All numbers used in this exercise are part Yelp's academic dataset challenge to which we've added some fake traffic data.
In this notebook we're going to do a bit of data science using pandas, matplotlib, and some fake Yelp traffic data. We're going to create a better SEO strategy for our platform geared around optimizing for expected future traffic in various markets and in the process learn about "long-tail" or power-law data.
This notebook is the full version where all the steps are filled out. If you're looking for the "give me a challenge" version this isn't what you want.
Let's start with some problem framing. Your SEO analysts tell you they need to decide if they should focus their work on low review businesses or high review businesses this quarter. You want to have a coherent market strategy so you ask your web-ops team to get you some numbers on incoming traffic versus the number of reviews you've seen historically.
Here we'll use the yelp academic dataset to get our business information and an included csv the yelp_dataset_cumulative_value_of_a_review_in_pageviews_per_year file to represent the web-ops teams response to you on incoming traffic. Here we've already segmented this data by market "saturation" which is a rough gauge of how saturated we think Yelp usage is in a given city.
Here we're just doing some basic python importing. For this tutorial you'll need the following python packages:
This tutorial is made for python 2.7
In [1]:
%load_ext autoreload
In [3]:
%autoreload 2
%matplotlib inline
import pandas as pd
import matplotlib.pyplot as plt
import numpy as np
import json
pd.set_option('display.mpl_style', 'default')
plt.rcParams['figure.figsize'] = (12.0, 8.0)

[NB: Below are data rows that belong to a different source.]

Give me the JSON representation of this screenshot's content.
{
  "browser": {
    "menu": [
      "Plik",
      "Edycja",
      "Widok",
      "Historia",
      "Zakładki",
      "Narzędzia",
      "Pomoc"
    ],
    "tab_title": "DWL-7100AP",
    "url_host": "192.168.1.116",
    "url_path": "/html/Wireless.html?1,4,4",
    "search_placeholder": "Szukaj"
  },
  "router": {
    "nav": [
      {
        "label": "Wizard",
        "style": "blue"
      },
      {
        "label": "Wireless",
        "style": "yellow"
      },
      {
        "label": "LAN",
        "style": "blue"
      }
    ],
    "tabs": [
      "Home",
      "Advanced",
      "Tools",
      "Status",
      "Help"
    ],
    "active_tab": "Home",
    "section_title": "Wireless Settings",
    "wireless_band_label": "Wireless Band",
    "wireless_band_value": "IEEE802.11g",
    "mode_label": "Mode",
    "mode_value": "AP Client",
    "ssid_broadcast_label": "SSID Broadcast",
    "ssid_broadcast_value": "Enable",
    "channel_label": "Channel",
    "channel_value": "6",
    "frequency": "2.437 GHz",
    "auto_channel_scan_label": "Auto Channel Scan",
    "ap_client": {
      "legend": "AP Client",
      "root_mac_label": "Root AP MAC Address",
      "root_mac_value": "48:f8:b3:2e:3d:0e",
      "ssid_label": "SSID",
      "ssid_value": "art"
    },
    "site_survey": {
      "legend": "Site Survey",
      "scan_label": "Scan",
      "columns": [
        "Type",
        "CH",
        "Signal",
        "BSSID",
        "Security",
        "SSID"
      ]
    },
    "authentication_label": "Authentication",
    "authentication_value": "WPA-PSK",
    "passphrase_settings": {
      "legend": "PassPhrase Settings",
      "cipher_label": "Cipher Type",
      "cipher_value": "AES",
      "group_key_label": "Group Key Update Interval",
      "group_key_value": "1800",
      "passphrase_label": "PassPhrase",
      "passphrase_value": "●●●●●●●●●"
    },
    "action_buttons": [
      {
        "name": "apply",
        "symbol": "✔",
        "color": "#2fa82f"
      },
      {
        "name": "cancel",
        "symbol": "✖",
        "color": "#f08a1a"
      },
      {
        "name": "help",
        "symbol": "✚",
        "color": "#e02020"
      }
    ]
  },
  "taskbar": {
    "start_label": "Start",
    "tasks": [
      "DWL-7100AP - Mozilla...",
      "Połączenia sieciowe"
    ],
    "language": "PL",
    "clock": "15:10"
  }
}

Jupyter notebooks a really wonderful way to merge code and data and notes into a single cohesive analysis. The most important bits to understand for this tutorial is that notebooks run code based one "cells" This text is in a cell for writing notes called a markdown cell. Here we can use HTML tags and web markdown syntax.
In [4]:
# This is a code cell here text needs to either be python code or commented out like this.
a = 5
print 1
When we run a code cell (shift-enter) the notebook runs that bit of code, when we run a markdown cell what happends? Try clicking on this to enter edit mode, doing a bit of editing then hitting shfit-enter. How does HTML tagging work in this sort of cell? Can you make this BOLD?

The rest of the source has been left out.